Dr. Don Williams has also entered the discussion recently, suggesting that children who are learning the game should also beware of heading the ball. Dr. Williams argues that children may be particularly vulnerable as their skills are still developing, so the frequent heading of footballs from a young age could have an incremental impact over time.

Looking ahead – How should the football authorities tackle this Issue?
While the research conducted to date has been detailed and seems to point towards consistent findings, it’s fair to surmise that the FA has been slow to implement changes. The same can be said for their international equivalents, as despite the evolutions that have taken place in the game during the last two decades, there are no precautions in place for players heading a ball.

To put this into context, a modern football kicked at full power has the potential to hit a player’s head with an estimated 175lb of force. This is quite incredible, as this type of blow by itself would be enough to induce concussion and other types of head injury.

Some will point to the fact that modern balls have evolved, with the common consensus being that they are now considerably lighter than before. There is evidence to suggest otherwise though, vintage leather footballs appeared far more cumbersome than today’s precision-engineered alternatives however, on average they were 40 grams lighter in dry conditions.

It was only when leather balls became wet did they become significantly heavier, so in this respect, the powers-that-be may have exacerbated rather than helped the situation over the years.

With this in mind, the question that remains is what should be done going forward?
Even if we accept that bodies such as the FA have not done enough to tackle the issue in the past, there are ample other organisations who can look to take the lead and drive change within the sport.

Take the Professional Footballers’ Association (PFA), for example, which has made numerous recommendations to help protect its current and future members. Most recently, it called upon the game’s authorities to ban children under the age of 10 from heading balls, following guidelines that have already been implemented in the United States.

As we have already touched upon, evidence suggests that children are particularly vulnerable to head injury as their skulls are still developing, so this measure would at least help to protect younger players for a brief period of time.
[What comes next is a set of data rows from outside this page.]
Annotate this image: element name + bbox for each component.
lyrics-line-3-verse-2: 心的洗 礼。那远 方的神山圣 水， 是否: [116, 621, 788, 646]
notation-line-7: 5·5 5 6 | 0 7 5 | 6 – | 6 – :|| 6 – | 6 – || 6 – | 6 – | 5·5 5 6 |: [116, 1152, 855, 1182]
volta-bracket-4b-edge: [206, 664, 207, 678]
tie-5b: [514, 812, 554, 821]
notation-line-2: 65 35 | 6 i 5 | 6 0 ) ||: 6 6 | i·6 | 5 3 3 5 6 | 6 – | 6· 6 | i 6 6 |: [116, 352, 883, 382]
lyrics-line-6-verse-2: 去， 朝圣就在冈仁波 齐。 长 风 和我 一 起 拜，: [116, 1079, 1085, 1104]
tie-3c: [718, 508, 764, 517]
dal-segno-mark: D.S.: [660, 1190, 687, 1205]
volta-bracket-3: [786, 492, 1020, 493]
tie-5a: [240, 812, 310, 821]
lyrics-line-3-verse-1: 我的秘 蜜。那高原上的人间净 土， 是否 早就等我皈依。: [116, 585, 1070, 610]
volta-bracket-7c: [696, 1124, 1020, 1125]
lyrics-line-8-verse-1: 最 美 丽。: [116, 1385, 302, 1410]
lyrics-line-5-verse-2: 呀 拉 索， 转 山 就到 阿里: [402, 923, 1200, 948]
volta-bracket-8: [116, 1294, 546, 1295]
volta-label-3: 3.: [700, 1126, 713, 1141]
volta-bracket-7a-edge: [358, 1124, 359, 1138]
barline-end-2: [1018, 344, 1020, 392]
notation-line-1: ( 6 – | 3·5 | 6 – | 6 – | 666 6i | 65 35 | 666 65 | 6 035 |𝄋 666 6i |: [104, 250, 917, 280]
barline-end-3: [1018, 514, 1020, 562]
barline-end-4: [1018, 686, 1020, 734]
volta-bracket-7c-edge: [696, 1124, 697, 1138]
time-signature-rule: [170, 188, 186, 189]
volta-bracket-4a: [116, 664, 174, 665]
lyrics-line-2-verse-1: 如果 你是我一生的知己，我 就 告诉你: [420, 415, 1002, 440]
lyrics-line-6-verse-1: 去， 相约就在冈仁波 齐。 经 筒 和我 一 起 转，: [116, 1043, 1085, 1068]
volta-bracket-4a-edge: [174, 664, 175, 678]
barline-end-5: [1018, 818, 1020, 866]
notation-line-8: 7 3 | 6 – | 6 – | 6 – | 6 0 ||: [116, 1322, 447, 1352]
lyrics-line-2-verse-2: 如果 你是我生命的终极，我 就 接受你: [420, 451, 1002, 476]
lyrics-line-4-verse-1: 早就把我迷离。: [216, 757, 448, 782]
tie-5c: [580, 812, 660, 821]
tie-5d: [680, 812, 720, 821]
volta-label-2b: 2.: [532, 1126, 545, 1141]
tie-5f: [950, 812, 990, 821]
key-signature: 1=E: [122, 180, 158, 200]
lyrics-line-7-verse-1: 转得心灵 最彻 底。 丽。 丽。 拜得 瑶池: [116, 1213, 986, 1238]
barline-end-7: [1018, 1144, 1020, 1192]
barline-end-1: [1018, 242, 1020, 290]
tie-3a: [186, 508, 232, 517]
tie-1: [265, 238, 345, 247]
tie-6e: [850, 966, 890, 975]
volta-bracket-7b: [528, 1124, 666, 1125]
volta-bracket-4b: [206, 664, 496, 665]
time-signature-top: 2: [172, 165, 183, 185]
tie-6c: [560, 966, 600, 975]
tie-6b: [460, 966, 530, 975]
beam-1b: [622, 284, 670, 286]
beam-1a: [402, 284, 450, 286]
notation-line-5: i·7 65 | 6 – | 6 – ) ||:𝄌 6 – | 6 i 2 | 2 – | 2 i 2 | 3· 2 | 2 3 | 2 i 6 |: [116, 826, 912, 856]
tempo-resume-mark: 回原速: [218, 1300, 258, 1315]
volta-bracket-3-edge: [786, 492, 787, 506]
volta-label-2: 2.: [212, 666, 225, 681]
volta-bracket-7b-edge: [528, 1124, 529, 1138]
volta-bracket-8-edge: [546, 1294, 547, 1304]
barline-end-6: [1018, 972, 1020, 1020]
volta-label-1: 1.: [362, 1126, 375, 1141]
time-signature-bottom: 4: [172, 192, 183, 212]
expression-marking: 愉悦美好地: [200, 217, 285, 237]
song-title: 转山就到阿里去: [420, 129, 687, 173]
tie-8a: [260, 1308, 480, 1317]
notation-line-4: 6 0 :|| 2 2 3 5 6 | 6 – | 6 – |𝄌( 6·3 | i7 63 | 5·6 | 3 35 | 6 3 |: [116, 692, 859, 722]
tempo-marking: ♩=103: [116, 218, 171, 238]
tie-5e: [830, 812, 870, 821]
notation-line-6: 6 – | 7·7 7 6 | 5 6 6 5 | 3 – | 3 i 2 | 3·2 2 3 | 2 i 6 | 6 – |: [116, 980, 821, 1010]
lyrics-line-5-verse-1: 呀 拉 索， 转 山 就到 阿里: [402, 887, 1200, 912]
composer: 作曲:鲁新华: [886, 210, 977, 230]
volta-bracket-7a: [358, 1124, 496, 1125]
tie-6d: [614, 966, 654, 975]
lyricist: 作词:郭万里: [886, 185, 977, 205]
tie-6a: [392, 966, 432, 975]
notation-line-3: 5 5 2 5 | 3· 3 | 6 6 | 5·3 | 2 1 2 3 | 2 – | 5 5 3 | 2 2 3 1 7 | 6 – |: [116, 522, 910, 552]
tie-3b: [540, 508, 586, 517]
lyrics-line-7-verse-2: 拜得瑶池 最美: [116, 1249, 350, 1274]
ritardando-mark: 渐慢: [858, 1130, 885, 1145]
The PFA have already been behind calls to introduce protective headgear, just as they have done in America’s National Football League (NFL). This move has been opposed by traditionalists, but it’s hard to argue with a measure that would protect professional players and all but eliminate the risks associated with heading footballs.

While the type of protective helmets used in the NFL may be a little too cumbersome for the helter-skelter pace of top flight football, there are alternative options available. If you look at Arsenal goalkeeper Peter Cech, for example, he has worn protective headgear ever since a clash with Noel Hunt in 2006 left him with a fractured skull. This type of head wear, or at least a possible variation, would enable players to perform while also providing them with added protection when heading the ball.

This is an interesting space to watch in the future, but there is no doubt that the game must change to accept its reality and protect those who play it.